Sunday I had therapy. We talked about a bunch of stuff.

One of the things we addressed is that she thinks I really need to be on a higher dose of medication. I’m on the lowest possible dose of prozac. And… I forget to take it a lot of the time. It’s probably been weeks since I took it. I mostly forget I guess because it wasn’t really doing anything anyway. But my mood has been so unstable and I’m hardly functioning.

I cringe when M listed out everything I’ve been going through the couple months: the lack of energy and motivation, days where I just don’t want to get out of bed, cutting, fleeting suicidal ideation, anxiety, difficulty controlling anxious thoughts and feelings seriously impacting ability to function…

And yeah. It’s… it’s been bad. The depression is severe.

Yet, my gut reaction is to be like, “But I’m NOT depressed.”

I hate that label. Depression. It reminds me too much of my mother. It makes me think of weakness, and neglect, and hurting everybody around you. I don’t want ‘severe depression’ tacked on to my list of diagnosis. I don’t want that label. I hate when I think about the past couple months how much I’ve been acting like her. I don’t want to be like her.

Idek

I’m tired… blah… my body aches all over.

Also, pretty sure I didn’t get that job. They said they’d wanted someone hired and training by today, and I haven’t heard from them, so…

Not surprised. I suck.

It’s time to wake up

Today’s therapy… was… I think, one of the most difficult sessions I’ve ever had. I’m still utterly exhausted and drained from it. I could probably use a nap.

M was being… tough.

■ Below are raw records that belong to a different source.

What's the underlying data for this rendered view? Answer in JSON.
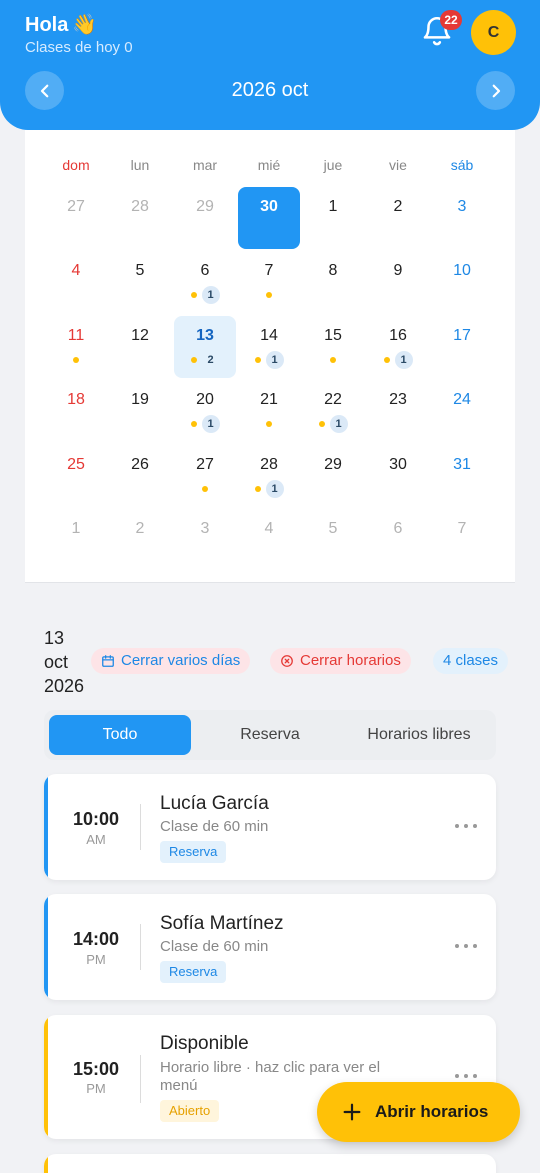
{
  "header": {
    "greeting": "Hola",
    "wave": "👋",
    "subtitle": "Clases de hoy 0",
    "notification_count": "22",
    "avatar_initial": "C",
    "month_title": "2026 oct",
    "color": "#2196f3"
  },
  "calendar": {
    "weekdays": [
      "dom",
      "lun",
      "mar",
      "mié",
      "jue",
      "vie",
      "sáb"
    ],
    "weeks": [
      [
        {
          "day": "27",
          "muted": true
        },
        {
          "day": "28",
          "muted": true
        },
        {
          "day": "29",
          "muted": true
        },
        {
          "day": "30",
          "today": true
        },
        {
          "day": "1"
        },
        {
          "day": "2"
        },
        {
          "day": "3"
        }
      ],
      [
        {
          "day": "4"
        },
        {
          "day": "5"
        },
        {
          "day": "6",
          "dot": true,
          "count": "1"
        },
        {
          "day": "7",
          "dot": true
        },
        {
          "day": "8"
        },
        {
          "day": "9"
        },
        {
          "day": "10"
        }
      ],
      [
        {
          "day": "11",
          "dot": true
        },
        {
          "day": "12"
        },
        {
          "day": "13",
          "selected": true,
          "dot": true,
          "count": "2"
        },
        {
          "day": "14",
          "dot": true,
          "count": "1"
        },
        {
          "day": "15",
          "dot": true
        },
        {
          "day": "16",
          "dot": true,
          "count": "1"
        },
        {
          "day": "17"
        }
      ],
      [
        {
          "day": "18"
        },
        {
          "day": "19"
        },
        {
          "day": "20",
          "dot": true,
          "count": "1"
        },
        {
          "day": "21",
          "dot": true
        },
        {
          "day": "22",
          "dot": true,
          "count": "1"
        },
        {
          "day": "23"
        },
        {
          "day": "24"
        }
      ],
      [
        {
          "day": "25"
        },
        {
          "day": "26"
        },
        {
          "day": "27",
          "dot": true
        },
        {
          "day": "28",
          "dot": true,
          "count": "1"
        },
        {
          "day": "29"
        },
        {
          "day": "30"
        },
        {
          "day": "31"
        }
      ],
      [
        {
          "day": "1",
          "muted": true
        },
        {
          "day": "2",
          "muted": true
        },
        {
          "day": "3",
          "muted": true
        },
        {
          "day": "4",
          "muted": true
        },
        {
          "day": "5",
          "muted": true
        },
        {
          "day": "6",
          "muted": true
        },
        {
          "day": "7",
          "muted": true
        }
      ]
    ]
  },
  "day": {
    "title_line1": "13",
    "title_line2": "oct",
    "title_line3": "2026",
    "close_days_label": "Cerrar varios días",
    "close_hours_label": "Cerrar horarios",
    "class_count_label": "4 clases"
  },
  "tabs": [
    "Todo",
    "Reserva",
    "Horarios libres"
  ],
  "classes": [
    {
      "time": "10:00",
      "ampm": "AM",
      "name": "Lucía García",
      "detail": "Clase de 60 min",
      "tag": "Reserva",
      "kind": "reserva"
    },
    {
      "time": "14:00",
      "ampm": "PM",
      "name": "Sofía Martínez",
      "detail": "Clase de 60 min",
      "tag": "Reserva",
      "kind": "reserva"
    },
    {
      "time": "15:00",
      "ampm": "PM",
      "name": "Disponible",
      "detail": "Horario libre · haz clic para ver el menú",
      "tag": "Abierto",
      "kind": "abierto"
    }
  ],
  "fab": {
    "label": "Abrir horarios"
  },
  "colors": {
    "primary": "#2196f3",
    "accent": "#ffc107",
    "sunday": "#e53935",
    "saturday": "#1e88e5"
  }
}
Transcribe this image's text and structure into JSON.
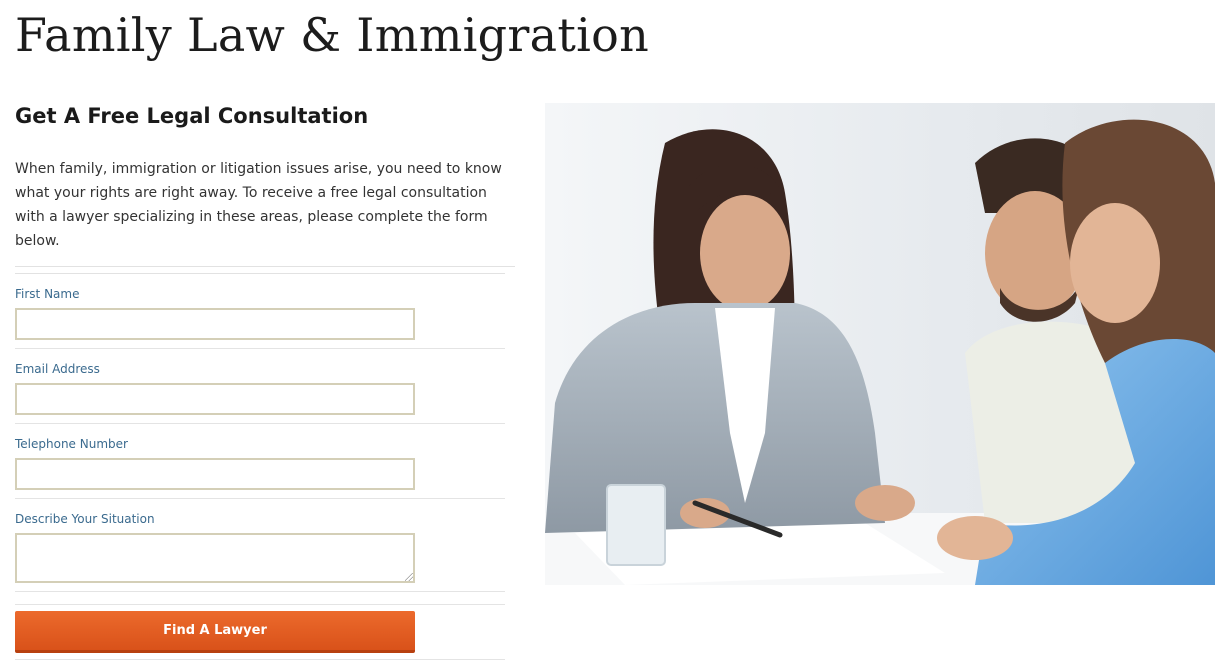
{
  "header": {
    "title": "Family Law & Immigration"
  },
  "consultation": {
    "heading": "Get A Free Legal Consultation",
    "intro": "When family, immigration or litigation issues arise, you need to know what your rights are right away. To receive a free legal consultation with a lawyer specializing in these areas, please complete the form below."
  },
  "form": {
    "fields": [
      {
        "label": "First Name",
        "value": ""
      },
      {
        "label": "Email Address",
        "value": ""
      },
      {
        "label": "Telephone Number",
        "value": ""
      },
      {
        "label": "Describe Your Situation",
        "value": ""
      }
    ],
    "submit_label": "Find A Lawyer",
    "button_color": "#e25b20",
    "label_color": "#3a6a8e",
    "input_border_color": "#d4cfb7"
  },
  "photo": {
    "description_icon": "lawyer-meeting-couple-photo"
  }
}
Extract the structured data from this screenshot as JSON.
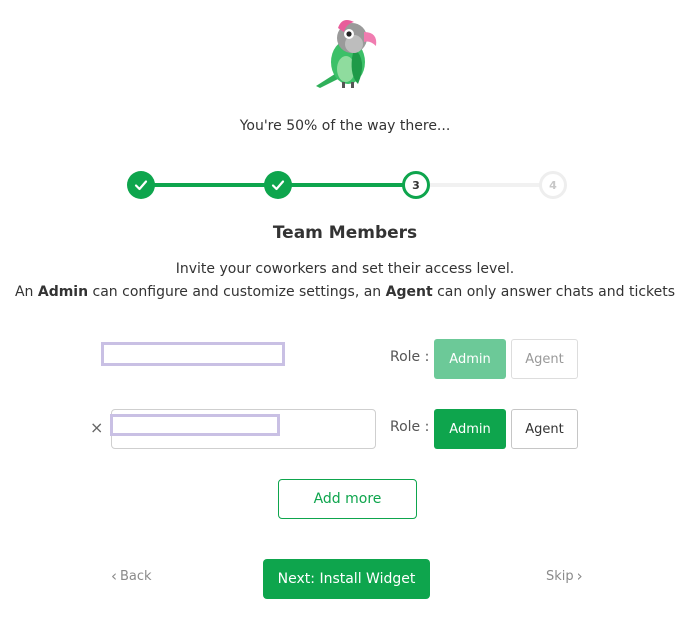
{
  "progress_text": "You're 50% of the way there...",
  "steps": [
    {
      "label": "",
      "state": "done"
    },
    {
      "label": "",
      "state": "done"
    },
    {
      "label": "3",
      "state": "current"
    },
    {
      "label": "4",
      "state": "todo"
    }
  ],
  "section_title": "Team Members",
  "description": {
    "line1": "Invite your coworkers and set their access level.",
    "line2_prefix": "An ",
    "line2_admin": "Admin",
    "line2_middle": " can configure and customize settings, an ",
    "line2_agent": "Agent",
    "line2_suffix": " can only answer chats and tickets"
  },
  "members": [
    {
      "email": "",
      "role_label": "Role :",
      "admin_label": "Admin",
      "agent_label": "Agent",
      "selected_role": "Admin",
      "removable": false
    },
    {
      "email": "",
      "role_label": "Role :",
      "admin_label": "Admin",
      "agent_label": "Agent",
      "selected_role": "Admin",
      "removable": true,
      "remove_icon": "×"
    }
  ],
  "add_more_label": "Add more",
  "nav": {
    "back_label": "Back",
    "back_icon": "‹",
    "next_label": "Next: Install Widget",
    "skip_label": "Skip",
    "skip_icon": "›"
  },
  "colors": {
    "primary": "#0ea54d",
    "primary_light": "#6cc998",
    "redaction": "#c9c0e4"
  }
}
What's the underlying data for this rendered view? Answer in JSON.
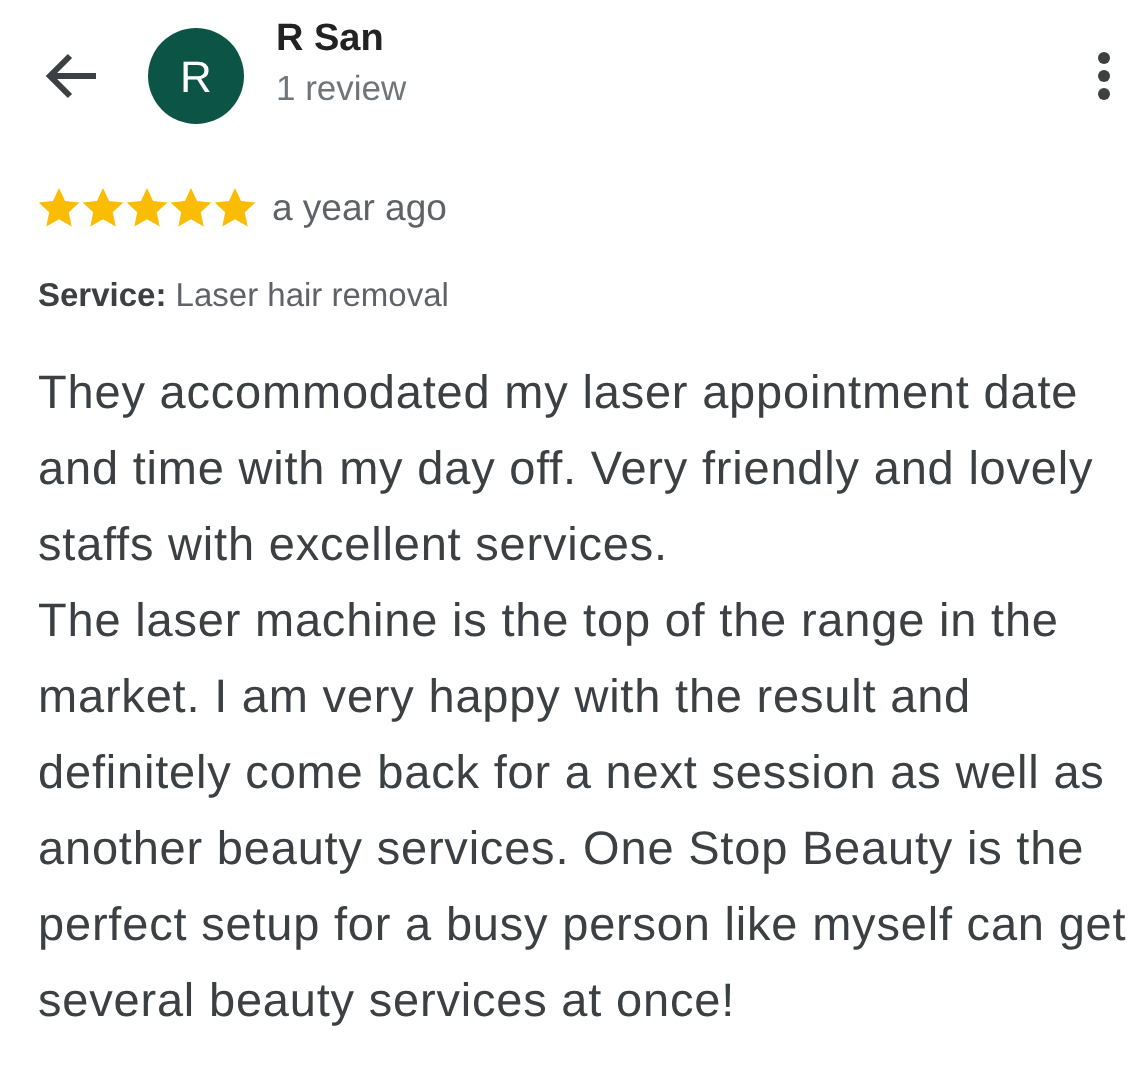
{
  "reviewer": {
    "initial": "R",
    "name": "R San",
    "review_count": "1 review"
  },
  "rating": {
    "stars": 5,
    "time": "a year ago"
  },
  "service": {
    "label": "Service:",
    "value": "Laser hair removal"
  },
  "paragraphs": [
    "They accommodated my laser appointment date and time with my day off. Very friendly and lovely staffs with excellent services.",
    "The laser machine is the top of the range in the market. I am very happy with the result and definitely come back for a next session as well as another beauty services. One Stop Beauty is the perfect setup for a busy person like myself can get several beauty services at once!"
  ]
}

There was no runnng or making excuses or wallowing with her today.

“You’re at a crossroads where you need to chose whether you want to stay a child or grow up to be an adult.”

It was difficult to hear her being so blunt. No bullshit today.

We both know if I asked, my parents would fly me back to Florida, and I could go back to living with them, with having no responsibilities, back to being a child.

Or I could stay here and try to be an adult.

What I can’t do is continue to sit stuck, paralyzed with fear, not wanting to make a choice either way.

She also brought up that things can’t stay the way they are. That my best friend paying my rent for me is not a long term solution… because it will end up destroying our friendship. It’ll lead to her feeling used and resentful someday… And that was incredibly beyond painful to have to hear. M knew it too, and I think she felt bad for having to say it. She knows one of my biggest fears is being a burden to them. She told me that she wasn’t trying to be cruel or hurt me. It all came down to that I need to be motivated. Staying stuck in this conflicted terrified place is painful and hurting me.

M told me she didn’t want to hurt me, that she cared about me, that she believed in me.